Losing weight is one thing, and losing it sustainably is another. Shedding a few pounds is no great trick for most women: the problem is keeping them off. For an overweight woman the only real, long term solution is to make changes in her lifestyle that she can live with. Here are some tips to help you avoid the pitfalls of unbearability.

 

 

 

Tip 1: The second bite of chocolate tastes exactly like the first.

If you’re the type who feels compelled to finish the chocolate bar, try this mind trick. Ask yourself this. How is the second bite of chocolate different from the first bite?

Then ask yourself this: What do you gain in experience by eating a second row, then a third, until the chocolate bar is gone? Really think about that.

The first bite takes you into a new realm of taste. Even if you swig it down with coffee, that chocolaty flavor will stay in your mouth for a while. Further bites do not take you to another level of taste. Moreover, finishing the bar may leave you not only a little heavier but also frustrated and angry at yourself.

You can lose weight and sustain the loss without forgoing sweets entirely, simply by adopting sensible moderation. Not every meal has to end in dessert. Make your treats just that, treats, not routine.

 

Tip 2: Don’t skip breakfast. Or other meals

You drink a coffee, it slightly suppresses your appetite, chug down a glass of water to rehydrate yourself from the caffeine, and feel primed to start the day, without breakfast. With black coffee containing no more than one or two calories, you figure your abstinence from food is a net weight loss.

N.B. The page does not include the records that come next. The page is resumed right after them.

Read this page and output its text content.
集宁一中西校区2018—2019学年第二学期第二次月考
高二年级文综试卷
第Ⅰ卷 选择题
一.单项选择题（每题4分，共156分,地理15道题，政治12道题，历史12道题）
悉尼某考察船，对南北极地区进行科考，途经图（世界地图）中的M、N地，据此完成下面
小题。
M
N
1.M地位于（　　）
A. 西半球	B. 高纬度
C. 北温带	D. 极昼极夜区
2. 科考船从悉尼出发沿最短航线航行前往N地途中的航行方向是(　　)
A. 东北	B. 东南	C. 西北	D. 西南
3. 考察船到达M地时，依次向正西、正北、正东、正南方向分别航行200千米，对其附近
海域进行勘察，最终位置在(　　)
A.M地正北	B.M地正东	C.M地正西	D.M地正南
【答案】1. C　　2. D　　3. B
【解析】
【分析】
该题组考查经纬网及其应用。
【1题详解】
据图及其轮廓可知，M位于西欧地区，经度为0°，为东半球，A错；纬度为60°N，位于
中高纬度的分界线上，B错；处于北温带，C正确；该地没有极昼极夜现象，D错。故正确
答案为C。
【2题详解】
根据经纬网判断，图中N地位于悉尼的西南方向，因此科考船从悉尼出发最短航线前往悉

By mid-morning, ten to one you’re facing a donut and suspect that a second or third coffee will give you the jitters.

Skipping meals and winding up hungry is a good way to make bad food decisions. There’s also the fact that the coffee and water may give you a brief boost but they’re no substitute for actual nutrition.

 

Tip 3: Never shop on an empty stomach.

Hunger in the supermarket is a recipe for bad food choices. The starving will eat anything and the hungry will buy anything – with your stomach rumbling at the store, suddenly a packet of chocolate-covered squid chips looks good. If you shop on a full stomach you’re more likely to choose actual food you could use in the house based on a sensible diet, and virtuously leave the junk food behind.

 

Tip 4: Chew.

Don’t gorge your food. Savor each bite and chew, which is good for digestion, and your thighs too, because you’ll be likely to eat less. Don’t eat in front of the TV or while you’re surfing the Internet, because these activities reduce your awareness of your meal.  You’re more likely to realize you’ve eaten enough if you consume the meal in a more leisurely fashion. And finishing everything on your plate like we were taught isn’t really going to help anybody in need somewhere else. If there’s enough left over, store it for later and if there isn’t, throw it away.

 

Tip 5: It’s not a competition.

Smile at the woman who proudly pats her post-natal six-pack and tells you she was back to normal in a week. Don’t let it get to you. Everybody has her own metabolic quirks, genetic makeup, reactions to different foods and pace of losing weight. Put a group of people in a closed environment, all on the same savage diet, and even if none cheat, each will lose weight at a different pace and way.

If you do feel competitive, you’re more liable to fall for fad diets that are neither sustainable in lifestyle, such as living on nothing but cabbage soup, or, as the pounds seemingly melt away from everyone else, you may be more likely to eat for comfort. The end result in both cases is not the sustained, slimmer you. Let it go. Learn what works best for you and lose weight at your own pace.